One-dimensional convolutional neural network on raw audio
The second approach uses a 1D Convolutional Neural Network (CNN) to learn features directly from the raw audio waveform.
The architecture consists of two convolutional blocks followed by a fully connected classifier. The first convolutional layer uses a single filter with kernel size 128 to capture broad temporal patterns in the 300 ms audio segments, followed by max pooling with stride 32. The second layer applies 8 filters of size 64 to extract more complex hierarchical features, again followed by max pooling. The resulting feature maps are flattened and fed to a dense output layer with 27 neurons (one per key class).
Despite its simplicity, with only 3,268 parameters, this lightweight architecture achieves 95% validation accuracy across all keystroke classes.

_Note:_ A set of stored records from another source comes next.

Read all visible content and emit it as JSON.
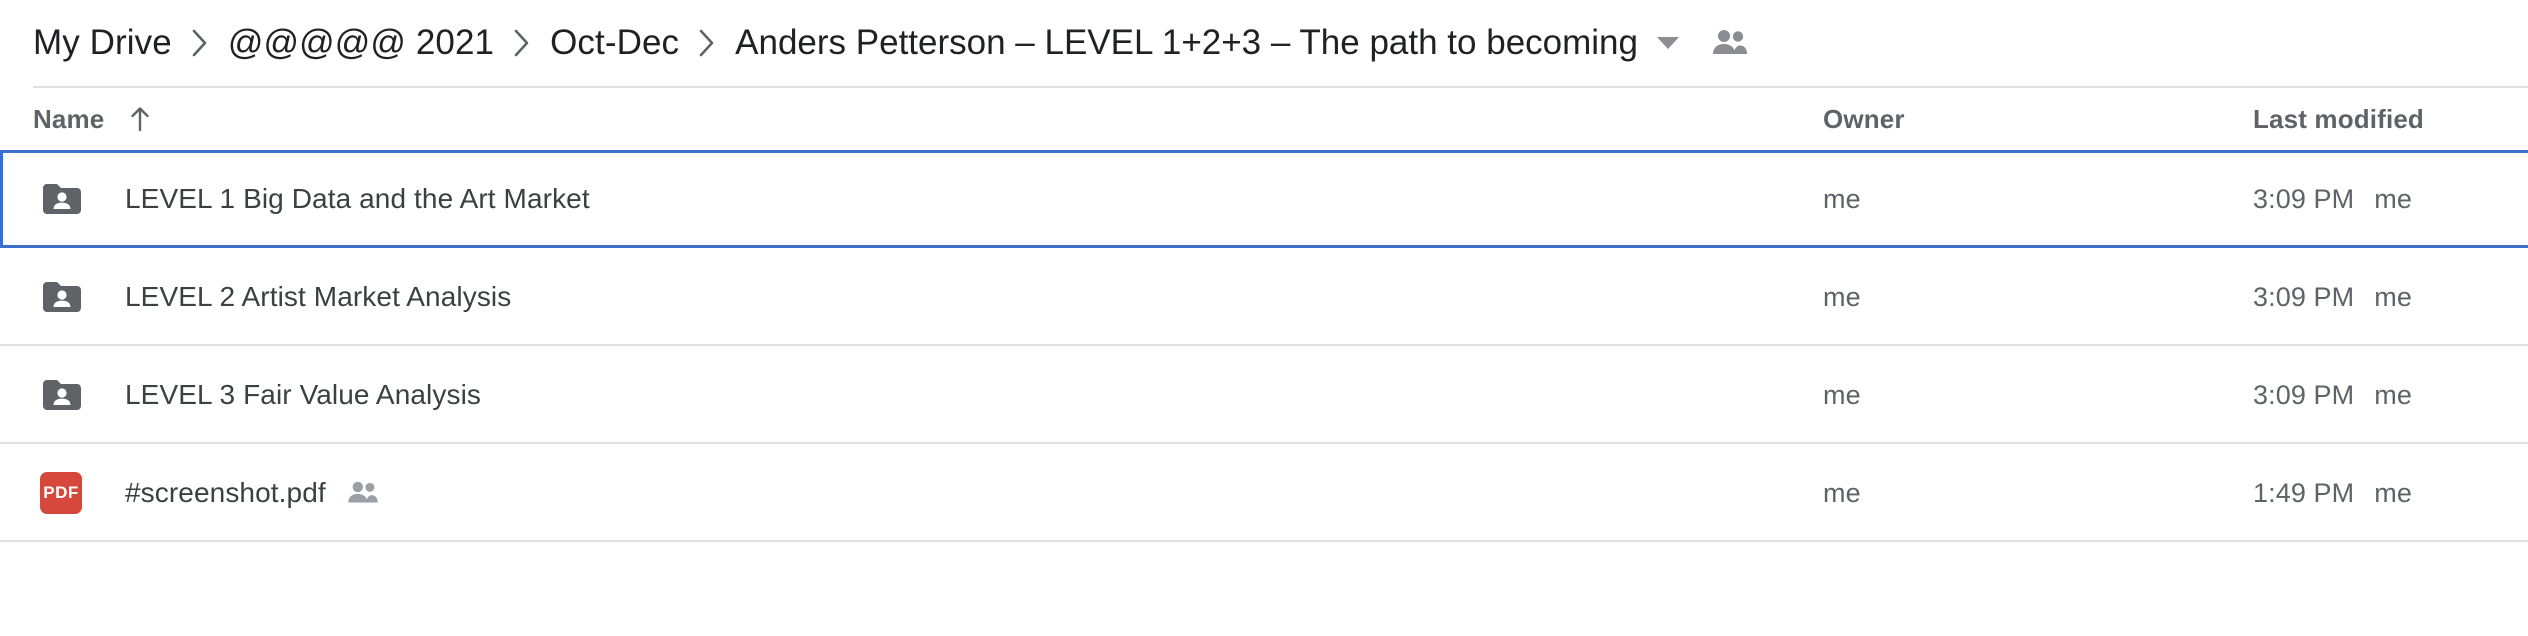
{
  "breadcrumb": {
    "items": [
      {
        "label": "My Drive",
        "current": false
      },
      {
        "label": "@@@@@ 2021",
        "current": false
      },
      {
        "label": "Oct-Dec",
        "current": false
      },
      {
        "label": "Anders Petterson – LEVEL 1+2+3 – The path to becoming",
        "current": true
      }
    ],
    "separator_icon": "chevron-right-icon",
    "dropdown_icon": "chevron-down-icon",
    "shared_icon": "people-shared-icon"
  },
  "columns": {
    "name": "Name",
    "owner": "Owner",
    "modified": "Last modified",
    "sort_icon": "arrow-up-icon"
  },
  "colors": {
    "selection_border": "#3b6fcb",
    "folder_icon": "#5f6368",
    "pdf_icon": "#d7483c",
    "divider": "#e0e0e3",
    "secondary_text": "#5f6368",
    "primary_text": "#3c4043"
  },
  "files": [
    {
      "name": "LEVEL 1 Big Data and the Art Market",
      "icon": "shared-folder-icon",
      "type": "folder",
      "shared_badge": false,
      "owner": "me",
      "modified_time": "3:09 PM",
      "modified_by": "me",
      "selected": true
    },
    {
      "name": "LEVEL 2 Artist Market Analysis",
      "icon": "shared-folder-icon",
      "type": "folder",
      "shared_badge": false,
      "owner": "me",
      "modified_time": "3:09 PM",
      "modified_by": "me",
      "selected": false
    },
    {
      "name": "LEVEL 3 Fair Value Analysis",
      "icon": "shared-folder-icon",
      "type": "folder",
      "shared_badge": false,
      "owner": "me",
      "modified_time": "3:09 PM",
      "modified_by": "me",
      "selected": false
    },
    {
      "name": "#screenshot.pdf",
      "icon": "pdf-file-icon",
      "icon_label": "PDF",
      "type": "pdf",
      "shared_badge": true,
      "owner": "me",
      "modified_time": "1:49 PM",
      "modified_by": "me",
      "selected": false
    }
  ]
}
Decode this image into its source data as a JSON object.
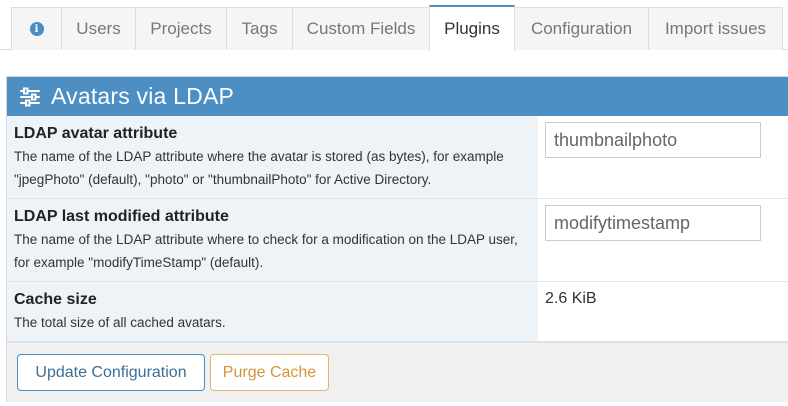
{
  "tabs": [
    {
      "label": "",
      "icon": "info-icon"
    },
    {
      "label": "Users"
    },
    {
      "label": "Projects"
    },
    {
      "label": "Tags"
    },
    {
      "label": "Custom Fields"
    },
    {
      "label": "Plugins",
      "active": true
    },
    {
      "label": "Configuration"
    },
    {
      "label": "Import issues"
    }
  ],
  "panel": {
    "title": "Avatars via LDAP",
    "icon": "sliders-icon",
    "header_color": "#4d8ec3"
  },
  "settings": [
    {
      "title": "LDAP avatar attribute",
      "description": "The name of the LDAP attribute where the avatar is stored (as bytes), for example \"jpegPhoto\" (default), \"photo\" or \"thumbnailPhoto\" for Active Directory.",
      "value": "thumbnailphoto"
    },
    {
      "title": "LDAP last modified attribute",
      "description": "The name of the LDAP attribute where to check for a modification on the LDAP user, for example \"modifyTimeStamp\" (default).",
      "value": "modifytimestamp"
    },
    {
      "title": "Cache size",
      "description": "The total size of all cached avatars.",
      "value": "2.6 KiB"
    }
  ],
  "buttons": {
    "update": "Update Configuration",
    "purge": "Purge Cache"
  }
}
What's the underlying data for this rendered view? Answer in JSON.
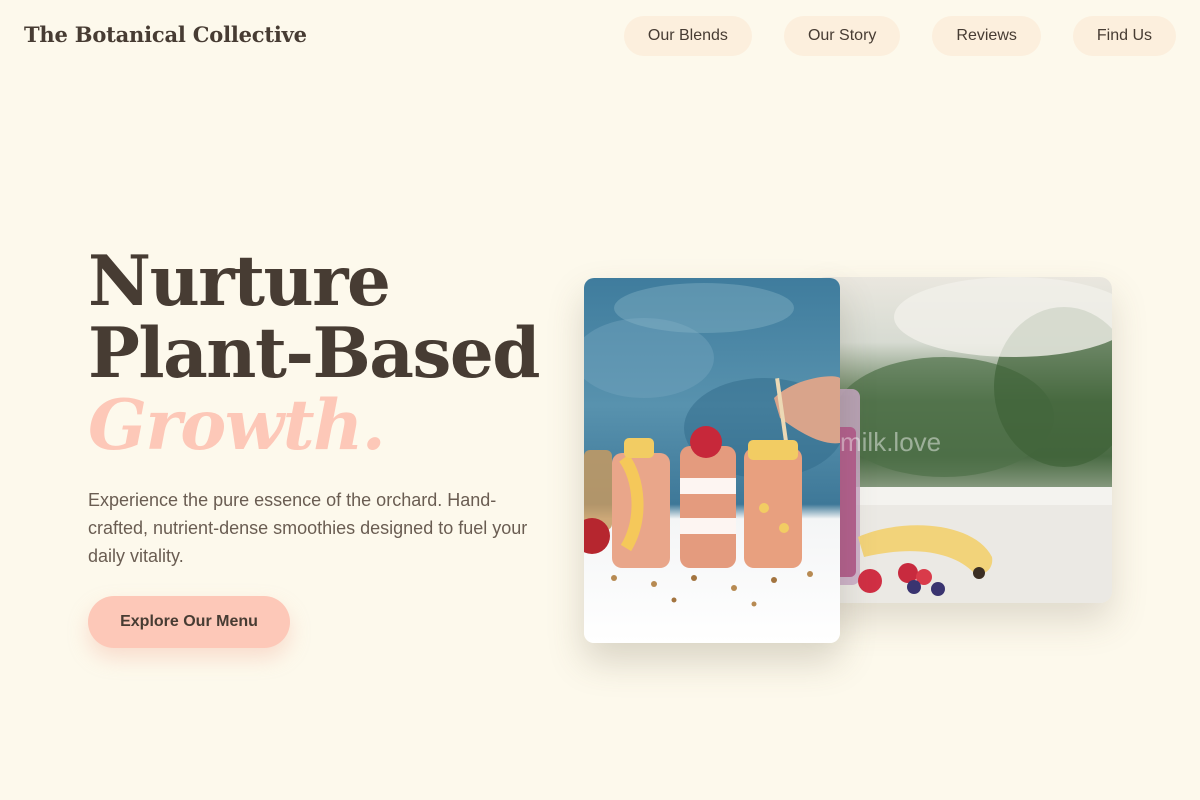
{
  "header": {
    "logo": "The Botanical Collective",
    "nav": [
      {
        "label": "Our Blends"
      },
      {
        "label": "Our Story"
      },
      {
        "label": "Reviews"
      },
      {
        "label": "Find Us"
      }
    ]
  },
  "hero": {
    "title_line1": "Nurture",
    "title_line2": "Plant-Based",
    "title_accent": "Growth.",
    "description": "Experience the pure essence of the orchard. Hand-crafted, nutrient-dense smoothies designed to fuel your daily vitality.",
    "cta_label": "Explore Our Menu"
  },
  "images": {
    "front_alt": "Three layered fruit smoothies in glasses on a white table",
    "back_alt": "Berry smoothie with banana and raspberries by a window",
    "back_watermark": "milk.love"
  },
  "colors": {
    "background": "#fdf9ec",
    "text": "#473c33",
    "accent": "#fdc8b8",
    "nav_pill": "#fcefdd"
  }
}
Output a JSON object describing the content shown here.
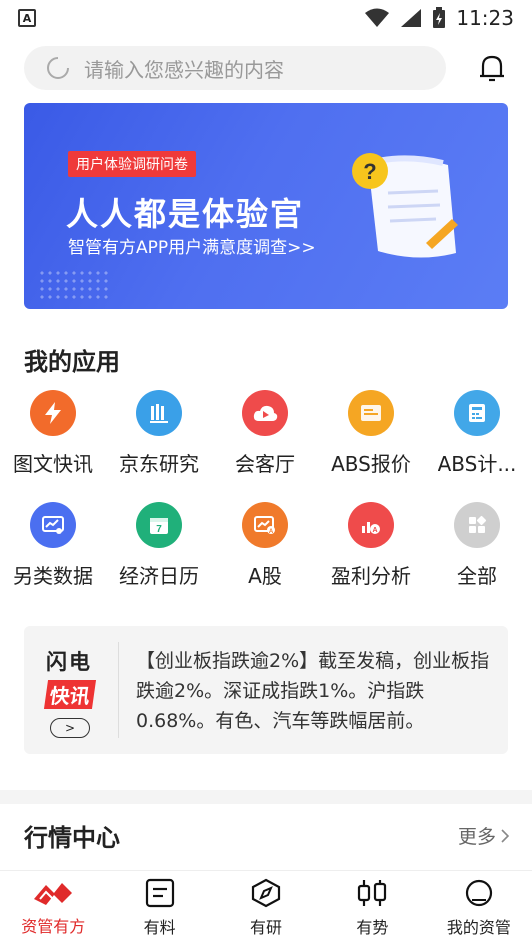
{
  "status_bar": {
    "time": "11:23",
    "left_badge": "A"
  },
  "search": {
    "placeholder": "请输入您感兴趣的内容"
  },
  "banner": {
    "tag": "用户体验调研问卷",
    "title": "人人都是体验官",
    "subtitle": "智管有方APP用户满意度调查>>"
  },
  "my_apps": {
    "title": "我的应用",
    "items": [
      {
        "label": "图文快讯",
        "icon": "lightning-icon",
        "color": "#f26b2b"
      },
      {
        "label": "京东研究",
        "icon": "research-icon",
        "color": "#3aa0e8"
      },
      {
        "label": "会客厅",
        "icon": "cloud-play-icon",
        "color": "#ef4b4b"
      },
      {
        "label": "ABS报价",
        "icon": "abs-quote-icon",
        "color": "#f5a623"
      },
      {
        "label": "ABS计...",
        "icon": "calculator-icon",
        "color": "#42a7e8"
      },
      {
        "label": "另类数据",
        "icon": "data-screen-icon",
        "color": "#4b6ff0"
      },
      {
        "label": "经济日历",
        "icon": "calendar-icon",
        "color": "#20b07a"
      },
      {
        "label": "A股",
        "icon": "a-share-icon",
        "color": "#f07a2b"
      },
      {
        "label": "盈利分析",
        "icon": "profit-analysis-icon",
        "color": "#ef4b4b"
      },
      {
        "label": "全部",
        "icon": "all-apps-icon",
        "color": "#cfcfcf"
      }
    ]
  },
  "flash": {
    "logo_line1": "闪电",
    "logo_line2": "快讯",
    "text": "【创业板指跌逾2%】截至发稿，创业板指跌逾2%。深证成指跌1%。沪指跌0.68%。有色、汽车等跌幅居前。"
  },
  "market": {
    "title": "行情中心",
    "more": "更多"
  },
  "bottom_nav": [
    {
      "label": "资管有方",
      "icon": "home-logo-icon",
      "active": true
    },
    {
      "label": "有料",
      "icon": "document-icon",
      "active": false
    },
    {
      "label": "有研",
      "icon": "compass-icon",
      "active": false
    },
    {
      "label": "有势",
      "icon": "candlestick-icon",
      "active": false
    },
    {
      "label": "我的资管",
      "icon": "profile-icon",
      "active": false
    }
  ],
  "colors": {
    "accent": "#e02a2a",
    "banner_blue": "#4f6ff0"
  }
}
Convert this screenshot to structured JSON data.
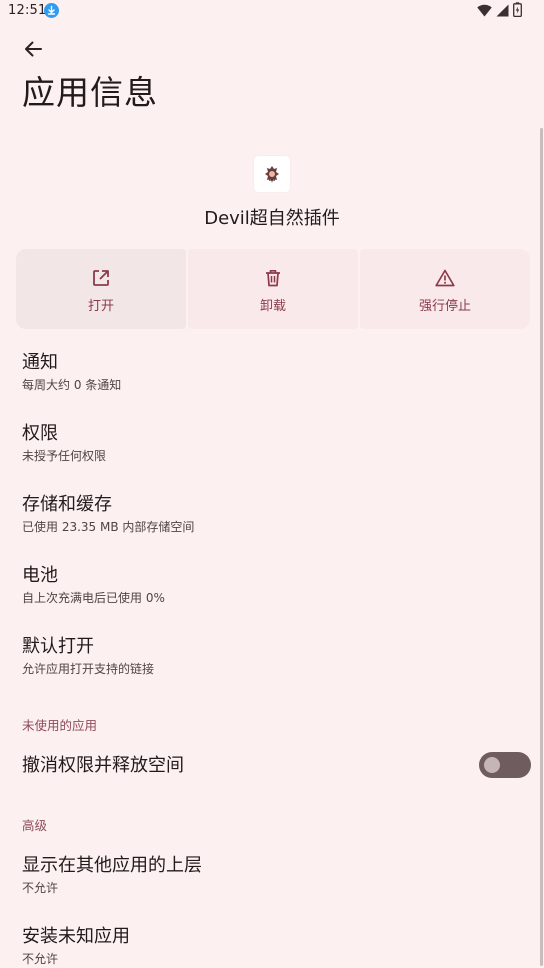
{
  "status_bar": {
    "time": "12:51",
    "notification_icon": "download-badge-icon",
    "icons": [
      "wifi-icon",
      "signal-icon",
      "battery-icon"
    ]
  },
  "header": {
    "title": "应用信息",
    "back_icon": "arrow-back-icon"
  },
  "app": {
    "name": "Devil超自然插件",
    "icon": "app-icon"
  },
  "actions": [
    {
      "label": "打开",
      "icon": "open-external-icon"
    },
    {
      "label": "卸载",
      "icon": "trash-icon"
    },
    {
      "label": "强行停止",
      "icon": "warning-icon"
    }
  ],
  "items": {
    "notifications": {
      "title": "通知",
      "summary": "每周大约 0 条通知"
    },
    "permissions": {
      "title": "权限",
      "summary": "未授予任何权限"
    },
    "storage": {
      "title": "存储和缓存",
      "summary": "已使用 23.35 MB 内部存储空间"
    },
    "battery": {
      "title": "电池",
      "summary": "自上次充满电后已使用 0%"
    },
    "open_by_default": {
      "title": "默认打开",
      "summary": "允许应用打开支持的链接"
    }
  },
  "unused_apps": {
    "header": "未使用的应用",
    "remove_permissions": {
      "title": "撤消权限并释放空间",
      "enabled": false
    }
  },
  "advanced": {
    "header": "高级",
    "display_over": {
      "title": "显示在其他应用的上层",
      "summary": "不允许"
    },
    "install_unknown": {
      "title": "安装未知应用",
      "summary": "不允许"
    }
  },
  "colors": {
    "background": "#fcf0f0",
    "accent": "#8a3b4b",
    "text_primary": "#221a1b",
    "text_secondary": "#524345"
  }
}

You can find the full source code here.
Feedforward neural network on frequency spectrum
In this approach, raw audio signals are transformed into the frequency domain using the Fast Fourier Transform (FFT), converting each 300 ms keystroke sample into a 3,307-dimensional vector representing the spectral magnitude.
These high-dimensional vectors are passed through a fully connected neural network consisting of:
- A dense layer with 32 ReLU-activated neurons,
- A dropout layer (rate 0.5) to reduce overfitting,
- A final output layer with 27 neurons corresponding to each keystroke class.
Despite its shallow structure and modest parameter count (106,747 trainable weights), this model achieves 96.5% validation accuracy.
You can find the full source code here.
Conclusion
This project demonstrates that keystroke classification from audio is a highly feasible task using a variety of machine learning techniques. These results highlight the potential security and privacy implications of acoustic side-channel attacks.